When Santana was elected president of the Dominican Republic for the second time, he issued a decree expelling Father Hernández from the country again in March 1853, along with priests Elías Rodríguez and Santiago Díaz de Peña. Exiled in Curaçao, he published a work entitled Derecho y prerogativa del Papa y de la Iglesia (Right and Prerogative of the Pope and the Church), a brief challenge to the four articles of the Assembly of the Gallican Clergy of 1682. In this text, the priest clearly sets out his monarchical views and his skepticism towards the republican governments of Latin America, stating that they "promise much and deliver nothing; on the contrary, they destroy freedoms and social rights. These defects are notorious."

From Curaçao, he moved to the city of Santiago de Cuba, and for three years he was a guest of the Catalan archbishop Antonio María Claret, working in that Cathedral and some parishes of the archdiocese, teaching philosophy at the Colegio Seminario San Basilio Magno (1854–1856), and occupying his position as honorary canon in that Chapter, despite being so de jure only in the Cathedral of Santo Domingo.
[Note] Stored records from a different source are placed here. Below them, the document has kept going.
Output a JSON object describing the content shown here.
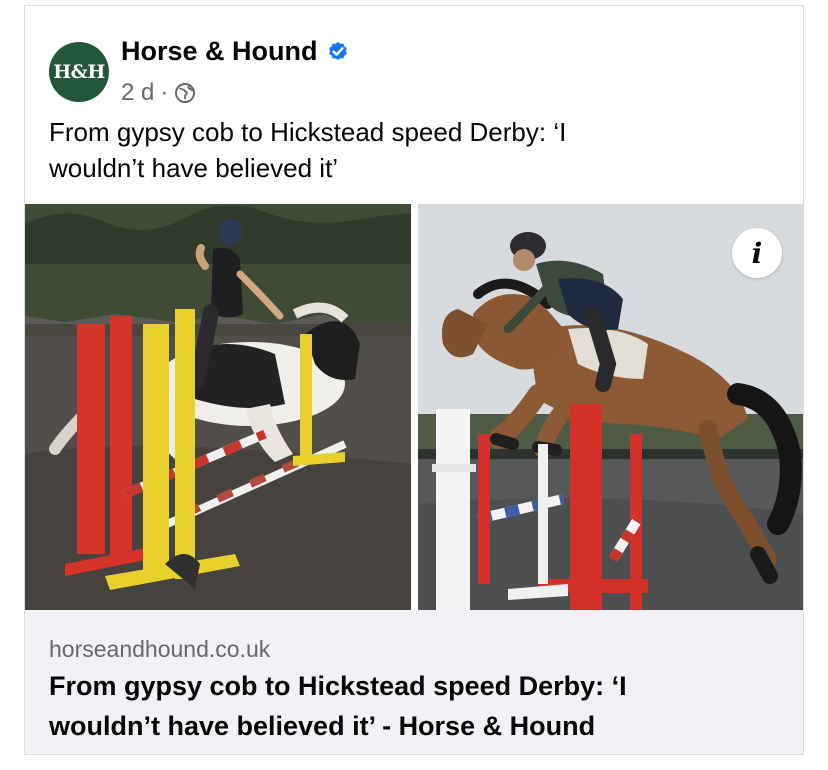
{
  "post": {
    "page_name": "Horse & Hound",
    "avatar_text": "H&H",
    "time": "2 d",
    "dot": "·",
    "caption_line1": "From gypsy cob to Hickstead speed Derby: ‘I",
    "caption_line2": "wouldn’t have believed it’"
  },
  "media": {
    "info_label": "i"
  },
  "link": {
    "domain": "horseandhound.co.uk",
    "title_line1": "From gypsy cob to Hickstead speed Derby: ‘I",
    "title_line2": "wouldn’t have believed it’ - Horse & Hound"
  },
  "colors": {
    "avatar_bg": "#24573a",
    "verified": "#1877f2",
    "secondary_text": "#65676b",
    "link_bg": "#f0f2f5"
  },
  "icons": {
    "verified": "verified-badge-icon",
    "audience": "globe-icon",
    "info": "info-icon"
  }
}
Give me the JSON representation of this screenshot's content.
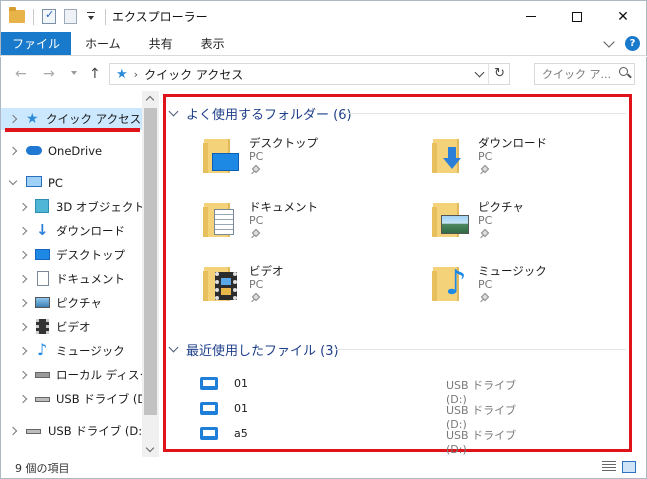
{
  "window": {
    "title": "エクスプローラー",
    "minimize_label": "",
    "close_label": "✕"
  },
  "ribbon": {
    "tabs": [
      {
        "label": "ファイル"
      },
      {
        "label": "ホーム"
      },
      {
        "label": "共有"
      },
      {
        "label": "表示"
      }
    ],
    "help_label": "?"
  },
  "address": {
    "back_label": "←",
    "forward_label": "→",
    "up_label": "↑",
    "path_separator": "›",
    "location": "クイック アクセス",
    "refresh_label": "↻",
    "search_placeholder": "クイック ア..."
  },
  "sidebar": {
    "items": [
      {
        "label": "クイック アクセス",
        "icon": "star-icon",
        "selected": true
      },
      {
        "label": "OneDrive",
        "icon": "cloud-icon"
      },
      {
        "label": "PC",
        "icon": "pc-icon",
        "expanded": true
      },
      {
        "label": "3D オブジェクト",
        "icon": "3d-objects-icon"
      },
      {
        "label": "ダウンロード",
        "icon": "download-icon"
      },
      {
        "label": "デスクトップ",
        "icon": "desktop-icon"
      },
      {
        "label": "ドキュメント",
        "icon": "documents-icon"
      },
      {
        "label": "ピクチャ",
        "icon": "pictures-icon"
      },
      {
        "label": "ビデオ",
        "icon": "videos-icon"
      },
      {
        "label": "ミュージック",
        "icon": "music-icon"
      },
      {
        "label": "ローカル ディスク (C",
        "icon": "local-disk-icon"
      },
      {
        "label": "USB ドライブ (D:)",
        "icon": "usb-drive-icon"
      },
      {
        "label": "USB ドライブ (D:)",
        "icon": "usb-drive-icon"
      }
    ]
  },
  "content": {
    "frequent_header": "よく使用するフォルダー (6)",
    "frequent_folders": [
      {
        "name": "デスクトップ",
        "location": "PC",
        "icon": "desktop-folder-icon"
      },
      {
        "name": "ダウンロード",
        "location": "PC",
        "icon": "download-folder-icon"
      },
      {
        "name": "ドキュメント",
        "location": "PC",
        "icon": "documents-folder-icon"
      },
      {
        "name": "ピクチャ",
        "location": "PC",
        "icon": "pictures-folder-icon"
      },
      {
        "name": "ビデオ",
        "location": "PC",
        "icon": "videos-folder-icon"
      },
      {
        "name": "ミュージック",
        "location": "PC",
        "icon": "music-folder-icon"
      }
    ],
    "recent_header": "最近使用したファイル (3)",
    "recent_files": [
      {
        "name": "01",
        "location": "USB ドライブ (D:)"
      },
      {
        "name": "01",
        "location": "USB ドライブ (D:)"
      },
      {
        "name": "a5",
        "location": "USB ドライブ (D:)"
      }
    ]
  },
  "status": {
    "item_count": "9 個の項目"
  },
  "colors": {
    "accent": "#1979ca",
    "highlight_red": "#e0121a",
    "selection": "#cce8ff",
    "group_header": "#1e3f8a"
  }
}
Coming from Santiago de Cuba and after a brief stopover in Havana, the steamer Habanero arrived in Santo Domingo on January 24, 1857. Protected by the decree of the Council of Secretaries of State, signed by Dominican President Manuel de Regla Mota on August 11, 1856, the traveler was able to return thanks to the annulment of the expulsion order and the authorization for the return of exiles from the government of Pedro Santana. This stay, his third and last in Santo Domingo, would last just 17 months. During this period, the cleric assumed the role of vice-rector of the Santo Tomás de Aquino Conciliar Seminary (1857–1858), participated in the consecration of Coadjutor Bishop Elías Rodríguez in 1857 and presided over his funeral. Upon the death of Archbishop Portes, he took over the government of the archdiocese and became rector of the Santo Tomás de Aquino Seminary on April 8, 1858. These events occurred in the midst of a civil war in which Santana was besieging Santo Domingo. Faced with Santana 's imminent entry into the city following the capitulation of President Buenaventura Báez, he decided to leave before the surrender.

==Death==
He arrived in Curaçao on 12 June 1858 and stayed with the Apostolic Vicar of Curaçao, Martin Joannes Niewindt. However, he soon fell ill and despite medical care, his health did not hold up. He died on July 21, 1858, aged 60, and was buried in St. Anne's Parish in Willemstad.